General Motors’s pickup twins, the Sierra and Silverado, are receiving big updates for the 2019 model year. While that is most certainly important, it doesn’t mean that the current offerings from each brand aren’t worth looking at. Recently, GMC invited Chevrolet Forum to Utah to take a current-generation Sierra Denali on an epic towing adventure and off-road experience.
While the Sierra doesn’t have advanced features to help with towing, like Ford’s Pro Trailer Backup Assist, it does have the basics to make towing a pair of Polaris RAZR side-by-sides to the sand dunes incredibly easy. The backup camera is a real lifesaver here, and the one on the Sierra is high resolution and pointed properly so you can hook up to your trailer right the first time.

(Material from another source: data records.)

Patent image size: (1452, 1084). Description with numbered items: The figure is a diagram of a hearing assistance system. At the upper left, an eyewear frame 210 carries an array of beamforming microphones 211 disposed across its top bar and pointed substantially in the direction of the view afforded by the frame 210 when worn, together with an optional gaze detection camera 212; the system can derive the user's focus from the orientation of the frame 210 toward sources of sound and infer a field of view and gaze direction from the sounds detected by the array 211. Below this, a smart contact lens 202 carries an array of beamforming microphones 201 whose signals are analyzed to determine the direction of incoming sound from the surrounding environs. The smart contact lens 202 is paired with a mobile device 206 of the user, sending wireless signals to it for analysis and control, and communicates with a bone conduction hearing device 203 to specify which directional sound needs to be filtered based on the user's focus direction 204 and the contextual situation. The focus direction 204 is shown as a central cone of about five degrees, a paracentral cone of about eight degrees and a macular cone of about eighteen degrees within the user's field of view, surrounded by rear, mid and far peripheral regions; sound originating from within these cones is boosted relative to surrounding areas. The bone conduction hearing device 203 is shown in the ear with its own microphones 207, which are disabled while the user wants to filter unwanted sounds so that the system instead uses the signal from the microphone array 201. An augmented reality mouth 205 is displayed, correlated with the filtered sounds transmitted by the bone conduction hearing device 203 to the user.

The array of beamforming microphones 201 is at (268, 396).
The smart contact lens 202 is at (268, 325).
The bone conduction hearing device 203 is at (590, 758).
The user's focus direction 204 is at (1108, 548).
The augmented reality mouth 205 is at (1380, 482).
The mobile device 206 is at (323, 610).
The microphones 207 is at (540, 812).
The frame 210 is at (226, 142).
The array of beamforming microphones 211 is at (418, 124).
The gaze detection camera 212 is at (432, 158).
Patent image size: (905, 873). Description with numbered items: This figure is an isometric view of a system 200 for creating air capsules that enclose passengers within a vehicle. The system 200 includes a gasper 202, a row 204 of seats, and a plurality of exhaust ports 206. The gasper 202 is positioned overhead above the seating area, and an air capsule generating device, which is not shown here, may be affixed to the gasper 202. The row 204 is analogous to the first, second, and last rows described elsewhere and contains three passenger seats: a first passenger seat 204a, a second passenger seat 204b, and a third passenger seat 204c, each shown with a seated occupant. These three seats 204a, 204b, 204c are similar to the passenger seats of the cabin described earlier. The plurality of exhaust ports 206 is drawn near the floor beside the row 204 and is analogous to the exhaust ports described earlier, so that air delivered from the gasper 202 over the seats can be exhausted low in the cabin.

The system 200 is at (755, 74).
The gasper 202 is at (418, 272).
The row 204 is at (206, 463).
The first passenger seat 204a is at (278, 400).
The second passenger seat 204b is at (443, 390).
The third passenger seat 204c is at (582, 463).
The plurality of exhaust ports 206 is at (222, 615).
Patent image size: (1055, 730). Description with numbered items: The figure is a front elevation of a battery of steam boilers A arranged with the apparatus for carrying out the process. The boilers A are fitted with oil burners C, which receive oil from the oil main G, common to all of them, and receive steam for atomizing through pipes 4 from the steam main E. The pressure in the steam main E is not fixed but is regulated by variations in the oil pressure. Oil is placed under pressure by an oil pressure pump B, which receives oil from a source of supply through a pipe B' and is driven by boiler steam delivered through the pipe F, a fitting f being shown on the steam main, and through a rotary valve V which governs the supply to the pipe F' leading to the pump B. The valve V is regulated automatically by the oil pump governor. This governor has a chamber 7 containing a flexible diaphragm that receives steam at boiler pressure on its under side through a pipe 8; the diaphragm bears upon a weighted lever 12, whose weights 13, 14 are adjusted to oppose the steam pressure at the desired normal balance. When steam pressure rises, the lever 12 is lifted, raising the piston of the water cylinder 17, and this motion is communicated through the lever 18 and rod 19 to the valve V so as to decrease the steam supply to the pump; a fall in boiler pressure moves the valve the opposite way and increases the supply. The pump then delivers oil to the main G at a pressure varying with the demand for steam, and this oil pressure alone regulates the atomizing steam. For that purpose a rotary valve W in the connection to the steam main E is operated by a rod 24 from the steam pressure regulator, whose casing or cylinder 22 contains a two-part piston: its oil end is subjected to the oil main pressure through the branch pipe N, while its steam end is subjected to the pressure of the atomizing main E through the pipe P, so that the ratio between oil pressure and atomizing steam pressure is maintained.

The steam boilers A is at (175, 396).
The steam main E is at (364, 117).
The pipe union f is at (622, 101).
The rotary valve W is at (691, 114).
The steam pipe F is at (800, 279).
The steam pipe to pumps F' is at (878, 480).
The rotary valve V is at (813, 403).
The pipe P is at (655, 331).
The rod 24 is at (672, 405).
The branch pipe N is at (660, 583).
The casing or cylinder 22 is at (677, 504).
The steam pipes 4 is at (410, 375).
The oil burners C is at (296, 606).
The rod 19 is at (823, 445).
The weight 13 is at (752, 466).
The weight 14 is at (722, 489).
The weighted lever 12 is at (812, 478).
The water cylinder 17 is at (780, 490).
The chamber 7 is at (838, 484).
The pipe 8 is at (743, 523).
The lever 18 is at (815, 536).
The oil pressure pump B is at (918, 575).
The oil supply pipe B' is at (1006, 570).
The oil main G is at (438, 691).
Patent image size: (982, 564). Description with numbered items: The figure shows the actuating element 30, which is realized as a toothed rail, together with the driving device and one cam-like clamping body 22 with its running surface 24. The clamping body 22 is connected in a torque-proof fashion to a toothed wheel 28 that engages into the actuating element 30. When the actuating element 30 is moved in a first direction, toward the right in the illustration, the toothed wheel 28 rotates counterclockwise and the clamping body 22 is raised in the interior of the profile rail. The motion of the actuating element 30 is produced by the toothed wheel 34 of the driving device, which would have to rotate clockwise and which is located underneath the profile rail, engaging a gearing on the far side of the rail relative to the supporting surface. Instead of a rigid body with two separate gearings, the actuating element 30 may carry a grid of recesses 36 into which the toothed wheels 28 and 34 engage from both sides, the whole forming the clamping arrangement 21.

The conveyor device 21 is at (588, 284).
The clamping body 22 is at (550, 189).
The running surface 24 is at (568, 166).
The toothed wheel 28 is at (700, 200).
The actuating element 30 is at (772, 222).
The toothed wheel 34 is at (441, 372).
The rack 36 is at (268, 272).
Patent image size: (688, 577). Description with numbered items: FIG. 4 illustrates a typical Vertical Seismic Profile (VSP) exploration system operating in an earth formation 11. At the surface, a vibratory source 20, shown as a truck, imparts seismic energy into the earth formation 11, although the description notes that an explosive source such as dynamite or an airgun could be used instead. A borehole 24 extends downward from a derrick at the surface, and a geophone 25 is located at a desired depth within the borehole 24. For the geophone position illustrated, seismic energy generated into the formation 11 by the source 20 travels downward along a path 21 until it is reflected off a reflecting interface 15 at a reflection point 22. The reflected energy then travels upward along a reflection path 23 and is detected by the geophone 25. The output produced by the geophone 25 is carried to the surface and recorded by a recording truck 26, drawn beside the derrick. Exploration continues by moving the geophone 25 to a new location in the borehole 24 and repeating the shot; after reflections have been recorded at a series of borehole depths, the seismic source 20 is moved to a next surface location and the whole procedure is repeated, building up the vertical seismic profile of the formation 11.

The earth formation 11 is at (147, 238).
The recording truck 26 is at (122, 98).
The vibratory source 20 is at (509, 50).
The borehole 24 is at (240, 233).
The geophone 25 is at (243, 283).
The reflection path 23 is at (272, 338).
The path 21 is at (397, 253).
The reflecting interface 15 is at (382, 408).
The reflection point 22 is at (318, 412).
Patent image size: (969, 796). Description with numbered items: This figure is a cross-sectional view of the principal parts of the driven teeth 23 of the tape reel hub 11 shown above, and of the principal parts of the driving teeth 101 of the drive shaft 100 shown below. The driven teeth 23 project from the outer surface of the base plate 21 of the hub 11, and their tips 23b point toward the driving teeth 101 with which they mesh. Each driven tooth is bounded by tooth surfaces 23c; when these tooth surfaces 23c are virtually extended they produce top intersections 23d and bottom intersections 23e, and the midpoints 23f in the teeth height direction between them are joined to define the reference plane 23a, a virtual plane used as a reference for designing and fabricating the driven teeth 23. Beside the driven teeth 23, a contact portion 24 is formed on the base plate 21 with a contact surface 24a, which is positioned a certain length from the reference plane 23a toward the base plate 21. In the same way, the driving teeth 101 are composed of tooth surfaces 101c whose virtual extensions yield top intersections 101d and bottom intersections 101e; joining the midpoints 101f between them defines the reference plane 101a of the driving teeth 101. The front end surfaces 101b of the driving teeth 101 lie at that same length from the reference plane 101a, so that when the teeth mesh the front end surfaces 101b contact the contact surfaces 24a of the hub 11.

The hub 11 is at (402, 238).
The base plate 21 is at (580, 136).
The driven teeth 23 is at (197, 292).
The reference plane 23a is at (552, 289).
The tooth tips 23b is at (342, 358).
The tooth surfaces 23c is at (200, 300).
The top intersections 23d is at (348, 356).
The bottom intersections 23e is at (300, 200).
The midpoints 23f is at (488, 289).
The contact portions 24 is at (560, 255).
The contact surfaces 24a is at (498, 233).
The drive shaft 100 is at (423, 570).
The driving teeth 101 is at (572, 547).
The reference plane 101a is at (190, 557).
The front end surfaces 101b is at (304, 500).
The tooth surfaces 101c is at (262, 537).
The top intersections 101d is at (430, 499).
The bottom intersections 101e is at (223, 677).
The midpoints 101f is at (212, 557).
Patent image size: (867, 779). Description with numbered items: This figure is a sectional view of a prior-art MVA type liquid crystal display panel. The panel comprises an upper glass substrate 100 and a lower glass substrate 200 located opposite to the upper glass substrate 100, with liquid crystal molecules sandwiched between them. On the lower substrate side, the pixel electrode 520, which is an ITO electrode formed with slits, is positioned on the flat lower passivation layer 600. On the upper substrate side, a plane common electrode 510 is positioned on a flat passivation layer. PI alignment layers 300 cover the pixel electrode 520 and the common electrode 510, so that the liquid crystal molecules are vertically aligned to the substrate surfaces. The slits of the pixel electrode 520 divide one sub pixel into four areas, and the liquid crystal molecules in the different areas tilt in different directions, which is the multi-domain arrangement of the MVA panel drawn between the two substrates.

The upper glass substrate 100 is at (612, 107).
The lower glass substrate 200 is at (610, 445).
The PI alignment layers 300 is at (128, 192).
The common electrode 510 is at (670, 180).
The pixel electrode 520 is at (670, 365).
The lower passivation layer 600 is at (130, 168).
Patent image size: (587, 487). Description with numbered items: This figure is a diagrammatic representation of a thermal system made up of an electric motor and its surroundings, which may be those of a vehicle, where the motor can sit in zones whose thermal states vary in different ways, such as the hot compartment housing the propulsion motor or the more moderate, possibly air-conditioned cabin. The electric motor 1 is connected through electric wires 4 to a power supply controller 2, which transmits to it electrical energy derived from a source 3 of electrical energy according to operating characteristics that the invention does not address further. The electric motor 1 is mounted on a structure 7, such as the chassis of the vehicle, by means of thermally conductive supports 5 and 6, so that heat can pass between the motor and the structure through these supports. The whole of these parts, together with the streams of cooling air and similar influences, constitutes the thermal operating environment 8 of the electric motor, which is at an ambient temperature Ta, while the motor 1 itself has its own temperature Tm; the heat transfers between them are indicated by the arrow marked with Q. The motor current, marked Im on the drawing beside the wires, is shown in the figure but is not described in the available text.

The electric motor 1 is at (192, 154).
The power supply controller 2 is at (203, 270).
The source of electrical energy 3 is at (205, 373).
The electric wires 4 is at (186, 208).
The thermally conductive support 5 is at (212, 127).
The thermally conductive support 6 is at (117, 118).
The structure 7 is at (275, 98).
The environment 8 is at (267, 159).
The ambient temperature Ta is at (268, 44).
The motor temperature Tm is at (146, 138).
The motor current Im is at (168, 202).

GMC includes a trailer brake controller on their trucks, perfectly equipped for towing. Interestingly, some of the competition still require the addition of a brake controller to the build sheet, even if they check the towing package box. It seems like a no-brainer to us, and makes towing safer when you can independently control the brakes.
The Denali and SLT trims account for 75% of GMC sales, and you still have a choice of engine on the Sierra when you move up to Denali. Most of our towing day was with the base 5.3L V8 with cylinder deactivation. We also spent some time in Zion National Park unloaded with the 6.2L V8, but obviously we’re going to love the truck powered by a Corvette V8.
The 5.3L V8 has to work harder to pull stuff, especially at such an altitude with hills, but at no point did we think we needed more power.
The trailers we towed weighed in at approximately 5,500 pounds, which is about half of the max tow of the truck. But it’s also what someone might typically tow every weekend if they have a set of toys they want to take to the sand dunes. Our trailers were quite long, since the RAZRs had to be loaded one in front of the other.
Yes, the 5.3L V8 has to work harder to pull stuff, especially at such an altitude with hills, but at no point during our time behind the wheel did we think we needed more power. Of course more power is always nice, but the 5.3L consistently seems to surprise with how capable it is. It doesn’t feel or perform like a budget-minded engine.